If you are here, you probably know variational autoencoders are a different animal than vanilla autoencoders. It took me a while to get my head around them. The number of blog posts on the topic is itself evident that I wasn't alone in my struggle. What really helped me understand them, was this lecture by Ali Ghodsi of University of Waterloo. He does an excellent job explaining the variational method and deriving the mathematics step by step. But he doesn't get to training and “reparameterization trick”.
Since the network has random sampling at heart, it is at first not obvious how to do error backpropagation. “reparameterization trick” is a clever way of getting random sampling out of the error backpropagation path. To understand it, just compare the two graphs on the hero image on top of this page, after you've watched Ali Ghodsi's lecture.
I guess you are here because I promised an interactive demo, so let's get to it.
First a little bit about what you are seeing.
In my quest to understand VAEs, I coded one up from strach using PyTorch. (GitHub link here) My script has a little function that saves model parameters (i.e. weights and biases) in a JSON file. I've used it to save the model parameters after training. Those parameters are now loaded into Deeplearn.js variables, and are used to create the interactive visualizations in this demo. So the VAE is running in your browser!
The 10 sliders represent the z (or latent variables) that are fed to the decoder network. Normally, they are generated by sampling from a distribution whose parameters are spit out by the encoder network. But here, you can also move the sliders to see digits generated by the decoder network morph into other digits. This gradual morphing of digits, is a feature of VAE that is the result of a smooth latent space which is enforced by random sampling from a distribution.

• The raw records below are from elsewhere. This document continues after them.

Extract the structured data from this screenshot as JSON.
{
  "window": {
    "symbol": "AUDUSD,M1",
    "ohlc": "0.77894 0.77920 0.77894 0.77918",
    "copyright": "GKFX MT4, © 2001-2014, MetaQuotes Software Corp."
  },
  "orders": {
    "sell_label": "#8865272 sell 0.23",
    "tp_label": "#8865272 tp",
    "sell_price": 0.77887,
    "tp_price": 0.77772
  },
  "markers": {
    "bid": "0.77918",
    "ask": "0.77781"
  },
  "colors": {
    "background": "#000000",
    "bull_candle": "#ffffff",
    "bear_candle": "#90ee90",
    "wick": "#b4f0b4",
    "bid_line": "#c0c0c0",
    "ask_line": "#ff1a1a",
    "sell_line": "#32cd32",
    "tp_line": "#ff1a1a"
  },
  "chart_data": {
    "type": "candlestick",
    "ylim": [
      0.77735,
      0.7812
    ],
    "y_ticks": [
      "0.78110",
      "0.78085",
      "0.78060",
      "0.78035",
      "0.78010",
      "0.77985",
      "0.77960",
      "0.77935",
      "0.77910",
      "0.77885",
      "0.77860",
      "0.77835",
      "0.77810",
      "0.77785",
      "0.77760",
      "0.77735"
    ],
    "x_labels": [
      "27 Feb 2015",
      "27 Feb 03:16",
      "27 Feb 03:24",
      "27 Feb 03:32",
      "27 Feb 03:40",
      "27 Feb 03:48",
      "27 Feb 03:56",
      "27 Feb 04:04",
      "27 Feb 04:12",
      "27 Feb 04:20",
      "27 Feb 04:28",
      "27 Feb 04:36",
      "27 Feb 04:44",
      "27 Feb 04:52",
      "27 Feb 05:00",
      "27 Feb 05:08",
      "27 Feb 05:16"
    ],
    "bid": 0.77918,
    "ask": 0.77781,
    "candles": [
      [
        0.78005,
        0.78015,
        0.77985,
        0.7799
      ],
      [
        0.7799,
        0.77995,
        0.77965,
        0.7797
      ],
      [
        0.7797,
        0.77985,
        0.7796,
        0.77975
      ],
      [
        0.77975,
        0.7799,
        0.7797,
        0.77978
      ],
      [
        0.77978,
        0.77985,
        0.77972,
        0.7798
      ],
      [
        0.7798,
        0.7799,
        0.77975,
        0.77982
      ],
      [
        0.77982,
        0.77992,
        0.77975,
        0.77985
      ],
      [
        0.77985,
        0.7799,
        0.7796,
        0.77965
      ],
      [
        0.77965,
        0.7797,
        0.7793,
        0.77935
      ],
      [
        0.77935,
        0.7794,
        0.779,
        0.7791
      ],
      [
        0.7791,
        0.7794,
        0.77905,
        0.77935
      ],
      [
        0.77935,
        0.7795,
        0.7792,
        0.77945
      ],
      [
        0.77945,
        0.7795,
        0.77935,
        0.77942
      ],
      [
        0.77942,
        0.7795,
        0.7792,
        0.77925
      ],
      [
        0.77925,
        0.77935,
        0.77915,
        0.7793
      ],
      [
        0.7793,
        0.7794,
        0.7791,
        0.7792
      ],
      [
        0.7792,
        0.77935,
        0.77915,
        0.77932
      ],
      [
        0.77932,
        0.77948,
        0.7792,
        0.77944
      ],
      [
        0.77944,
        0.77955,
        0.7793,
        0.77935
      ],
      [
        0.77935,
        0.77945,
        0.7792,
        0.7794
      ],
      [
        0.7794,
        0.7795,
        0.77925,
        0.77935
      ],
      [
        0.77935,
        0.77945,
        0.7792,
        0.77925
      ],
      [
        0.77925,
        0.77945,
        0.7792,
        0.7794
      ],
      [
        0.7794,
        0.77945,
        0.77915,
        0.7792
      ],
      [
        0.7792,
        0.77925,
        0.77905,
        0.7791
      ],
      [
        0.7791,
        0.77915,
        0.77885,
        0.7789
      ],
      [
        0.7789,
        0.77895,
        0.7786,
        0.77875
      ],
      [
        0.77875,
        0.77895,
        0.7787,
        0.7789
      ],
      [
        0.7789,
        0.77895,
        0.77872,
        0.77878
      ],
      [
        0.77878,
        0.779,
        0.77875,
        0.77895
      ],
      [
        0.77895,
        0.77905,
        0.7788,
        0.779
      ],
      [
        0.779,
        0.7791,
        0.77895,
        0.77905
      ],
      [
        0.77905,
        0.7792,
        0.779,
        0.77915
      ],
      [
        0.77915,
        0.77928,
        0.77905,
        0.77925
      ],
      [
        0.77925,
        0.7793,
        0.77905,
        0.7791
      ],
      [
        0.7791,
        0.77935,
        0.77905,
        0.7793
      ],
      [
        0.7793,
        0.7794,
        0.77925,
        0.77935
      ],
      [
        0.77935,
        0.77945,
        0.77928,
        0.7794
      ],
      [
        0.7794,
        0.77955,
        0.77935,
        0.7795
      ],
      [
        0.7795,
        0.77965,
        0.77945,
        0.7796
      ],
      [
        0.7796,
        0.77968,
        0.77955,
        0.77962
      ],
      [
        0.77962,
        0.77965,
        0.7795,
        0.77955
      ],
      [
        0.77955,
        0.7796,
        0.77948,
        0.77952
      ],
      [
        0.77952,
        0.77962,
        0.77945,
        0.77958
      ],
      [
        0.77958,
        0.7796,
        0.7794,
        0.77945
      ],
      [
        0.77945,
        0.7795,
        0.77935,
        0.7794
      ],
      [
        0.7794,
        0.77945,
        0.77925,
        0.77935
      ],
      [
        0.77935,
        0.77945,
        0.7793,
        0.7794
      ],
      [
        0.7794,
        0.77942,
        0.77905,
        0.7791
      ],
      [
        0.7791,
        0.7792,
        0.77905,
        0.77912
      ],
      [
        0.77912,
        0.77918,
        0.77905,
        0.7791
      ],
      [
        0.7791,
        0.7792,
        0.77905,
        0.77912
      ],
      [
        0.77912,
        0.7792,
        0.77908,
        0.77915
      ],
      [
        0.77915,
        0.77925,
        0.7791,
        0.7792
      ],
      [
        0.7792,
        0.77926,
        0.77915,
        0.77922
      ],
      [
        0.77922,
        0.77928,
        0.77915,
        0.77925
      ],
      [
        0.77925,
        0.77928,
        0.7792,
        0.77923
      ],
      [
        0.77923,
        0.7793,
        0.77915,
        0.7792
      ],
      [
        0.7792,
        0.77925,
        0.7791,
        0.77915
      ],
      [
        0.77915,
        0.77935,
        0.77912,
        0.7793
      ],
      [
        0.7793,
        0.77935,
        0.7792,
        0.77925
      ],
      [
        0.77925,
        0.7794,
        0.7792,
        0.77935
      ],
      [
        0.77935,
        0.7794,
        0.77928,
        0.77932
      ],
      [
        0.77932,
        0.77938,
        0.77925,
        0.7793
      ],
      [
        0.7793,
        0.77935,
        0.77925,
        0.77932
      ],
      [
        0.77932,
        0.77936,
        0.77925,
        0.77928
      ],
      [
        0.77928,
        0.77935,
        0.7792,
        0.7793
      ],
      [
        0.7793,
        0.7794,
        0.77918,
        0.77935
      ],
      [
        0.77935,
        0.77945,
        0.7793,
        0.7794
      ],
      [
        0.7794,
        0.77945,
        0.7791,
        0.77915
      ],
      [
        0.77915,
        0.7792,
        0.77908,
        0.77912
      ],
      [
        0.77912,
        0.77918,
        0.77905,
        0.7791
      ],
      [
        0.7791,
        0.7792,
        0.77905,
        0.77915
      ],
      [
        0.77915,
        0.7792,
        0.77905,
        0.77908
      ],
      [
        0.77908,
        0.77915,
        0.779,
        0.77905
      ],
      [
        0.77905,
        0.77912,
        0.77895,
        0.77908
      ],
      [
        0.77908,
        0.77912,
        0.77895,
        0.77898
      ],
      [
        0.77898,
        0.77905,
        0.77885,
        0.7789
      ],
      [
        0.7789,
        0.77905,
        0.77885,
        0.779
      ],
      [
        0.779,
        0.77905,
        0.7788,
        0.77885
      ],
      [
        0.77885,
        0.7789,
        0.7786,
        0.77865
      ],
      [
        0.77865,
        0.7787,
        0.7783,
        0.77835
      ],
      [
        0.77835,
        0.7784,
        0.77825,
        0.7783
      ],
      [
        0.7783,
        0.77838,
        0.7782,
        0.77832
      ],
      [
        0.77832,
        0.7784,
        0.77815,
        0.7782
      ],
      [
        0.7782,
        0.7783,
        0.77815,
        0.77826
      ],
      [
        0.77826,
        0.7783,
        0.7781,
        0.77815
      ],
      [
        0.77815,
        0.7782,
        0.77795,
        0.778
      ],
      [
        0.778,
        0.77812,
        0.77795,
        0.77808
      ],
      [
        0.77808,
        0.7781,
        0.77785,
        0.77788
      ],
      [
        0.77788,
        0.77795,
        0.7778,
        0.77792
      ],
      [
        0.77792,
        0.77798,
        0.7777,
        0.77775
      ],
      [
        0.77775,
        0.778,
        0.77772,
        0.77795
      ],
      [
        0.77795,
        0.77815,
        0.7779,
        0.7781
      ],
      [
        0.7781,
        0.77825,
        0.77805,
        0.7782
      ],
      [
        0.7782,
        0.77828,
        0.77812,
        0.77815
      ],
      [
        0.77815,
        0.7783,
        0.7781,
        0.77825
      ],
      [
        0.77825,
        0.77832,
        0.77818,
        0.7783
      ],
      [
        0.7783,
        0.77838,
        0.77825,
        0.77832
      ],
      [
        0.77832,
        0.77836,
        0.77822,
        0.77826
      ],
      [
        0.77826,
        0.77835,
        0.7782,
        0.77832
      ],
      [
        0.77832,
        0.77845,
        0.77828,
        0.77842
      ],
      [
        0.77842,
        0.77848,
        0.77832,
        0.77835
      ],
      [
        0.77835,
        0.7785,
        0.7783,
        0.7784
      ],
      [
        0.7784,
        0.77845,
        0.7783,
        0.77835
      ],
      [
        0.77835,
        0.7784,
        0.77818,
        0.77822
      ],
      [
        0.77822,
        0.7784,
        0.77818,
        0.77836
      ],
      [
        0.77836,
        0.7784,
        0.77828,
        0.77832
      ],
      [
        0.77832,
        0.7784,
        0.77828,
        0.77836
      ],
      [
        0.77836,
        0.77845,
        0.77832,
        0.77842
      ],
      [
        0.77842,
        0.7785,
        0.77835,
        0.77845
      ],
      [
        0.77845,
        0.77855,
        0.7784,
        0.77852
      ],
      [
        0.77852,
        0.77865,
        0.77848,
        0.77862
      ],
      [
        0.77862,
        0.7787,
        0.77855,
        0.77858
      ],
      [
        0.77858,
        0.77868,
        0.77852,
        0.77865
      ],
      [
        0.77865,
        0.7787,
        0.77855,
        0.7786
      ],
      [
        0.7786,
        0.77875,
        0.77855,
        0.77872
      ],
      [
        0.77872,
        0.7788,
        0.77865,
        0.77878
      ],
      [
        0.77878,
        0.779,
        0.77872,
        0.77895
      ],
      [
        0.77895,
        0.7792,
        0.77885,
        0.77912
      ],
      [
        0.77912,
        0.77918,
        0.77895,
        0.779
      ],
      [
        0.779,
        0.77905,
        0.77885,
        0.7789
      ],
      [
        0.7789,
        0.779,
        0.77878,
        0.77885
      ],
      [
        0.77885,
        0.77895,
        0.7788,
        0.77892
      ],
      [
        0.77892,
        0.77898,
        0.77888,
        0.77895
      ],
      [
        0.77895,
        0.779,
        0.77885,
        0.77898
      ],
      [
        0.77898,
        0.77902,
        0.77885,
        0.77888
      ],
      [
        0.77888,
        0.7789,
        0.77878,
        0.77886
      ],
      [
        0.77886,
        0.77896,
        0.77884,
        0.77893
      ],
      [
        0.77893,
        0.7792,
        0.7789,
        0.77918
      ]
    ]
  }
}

The 10 little tiles you see at the bottom left are example reconstructed images. When you click on them, a new z is sampled from the same distribution that the image was sampled from. Then the slider positions are set to the newly sampled value of z, and a new image is generated by the decoder network. So by clicking a digit repeatedly, you'll see new variations of it being generated. This is why VAEs are called generative models.
The more fun part is drawing the input yourself. When you use the drawing pad, your drawing is first encoded using the encoder network. The encoder network generates 10 pairs of \(\mu\) and \(\sigma\). Here for simplicity, instead of sampling from the distributions, I throw out the \(\sigma\) and pass \(\mu\) directly to the decoder network.
Try drawing some digits, and look at how the reconstructed image changes as you are drawing. You can try to draw things other that digits. But you'll see it has difficaulty reconstructing them, or the reconstructed image will look like a digit.
Have fun playing around, and share your observations :)
P.S. the hero image is taken from the Tutorial on Variational Autoencoders paper which I highly recommend.